On the other hand, the platform's constantly evolving data pool needs to be kept accessible for our analysts and data scientists: documentation about the meaning of the data, form of data, and data lineage all need to be kept current.
Up to now, we have been able to keep up with the challenge by following an unconventional approach to data processing that is based on the declarative specification of operational data semantics.
In contrast to traditional ETL workflows, we specify the data in our platform holistically, including their structure, the dependencies on which data are based, as well as the computation logic by which data is derived from other data.
The benefits of such a semantic approach are at least twofold:
Firstly, we were able to develop a job scheduler allowing us to quickly deploy new data views or change the logic of existing views without having to manually implement and coordinate the rollout.
Secondly, rich metadata tooling comes for cheap as metadata and data lineage do not have to be inferred as they are "programmed" in the specifications.
We were very successful with our approach within GBI and published our scheduler -- Schedoscope -- and metadata management tool -- Metascope -- as open-source software (http://schedoscope.org).
However, there is a new challenge: even more agility!
Integrating data sources continuously, we need to scale up cluster capacity quickly, which is difficult if you follow traditional corporate hardware purchase processes and rather coarse-grained. Elastic scaling in the cloud becomes more and more reasonable. Also, more and more data comes in form of streams instead of batches: information should be become available near real-time and not in batches once a day.
The problem is that Schedoscope's declarative specification of operational data semantics does not translate naturally to a world of data streams: Surely, information about data structure, dependencies, and logic are still relevant for documenting and understanding data stream processing pipelines as well.
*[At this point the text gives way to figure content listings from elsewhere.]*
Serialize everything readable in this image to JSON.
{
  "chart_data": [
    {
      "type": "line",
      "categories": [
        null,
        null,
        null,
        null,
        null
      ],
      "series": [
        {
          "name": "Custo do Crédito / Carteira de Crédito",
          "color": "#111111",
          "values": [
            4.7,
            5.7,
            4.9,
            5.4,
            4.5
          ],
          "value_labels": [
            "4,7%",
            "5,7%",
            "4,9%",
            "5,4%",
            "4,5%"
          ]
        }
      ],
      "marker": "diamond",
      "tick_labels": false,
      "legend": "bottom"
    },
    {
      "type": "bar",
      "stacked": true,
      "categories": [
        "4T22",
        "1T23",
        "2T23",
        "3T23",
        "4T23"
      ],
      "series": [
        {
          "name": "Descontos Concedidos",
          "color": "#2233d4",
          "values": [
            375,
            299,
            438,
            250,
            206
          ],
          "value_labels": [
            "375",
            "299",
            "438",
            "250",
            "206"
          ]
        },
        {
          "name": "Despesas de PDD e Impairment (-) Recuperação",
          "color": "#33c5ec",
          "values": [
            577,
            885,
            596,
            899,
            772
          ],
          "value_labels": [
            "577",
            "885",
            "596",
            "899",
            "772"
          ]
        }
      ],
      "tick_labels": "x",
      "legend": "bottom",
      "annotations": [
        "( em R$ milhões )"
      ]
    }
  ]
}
However, finite time job scheduling is no longer relevant as data stream processing pipelines run continuously.
Questions of interest are rather:
How to deploy and scale stream processing pipelines elastically on cloud infrastructure without much operations overhead?
How to modify already running pipelines?
How to monitor them?
Essentially: what would a semantic description of data streams look like that could serve as basis for dealing with those questions?
What are your expectations about Semantics 2017 in Amsterdam?
I am looking forward to Semantics 2017 for stimulative input to these questions. Beyond our use cases at GBI outlined above: I think it is interesting to review tools and techniques from knowledge representation and "Semantic Web" with regard to how they apply near real-time streaming data more and more trespassing into formerly relatively static databases and batch job territory.
You work a lot in open source projects, doesn’t that interfere with the ambitions of Otto to be a unique company?
The simple answer is: no!
Schedoscope and Metascope are generic tools not tied to retail use cases. We are not competing with other companies in terms of tools but in terms of building great online retail experiences. Our ability to do this is mostly determined by the engineering talent in our company and not so much by the tools used.
As probably every larger company will be telling you, it has become difficult to acquire talent in sufficient numbers from the current job market. The traditional pitch for open-sourcing software has been that you might get engineering work done by people outside your organization. Much more, however, have we found that a full shopping window of interesting open-source software constitutes a great recruiting tool bringing Otto on the radar of scarce talent that before would have never considered Otto the great place to work at that it really is.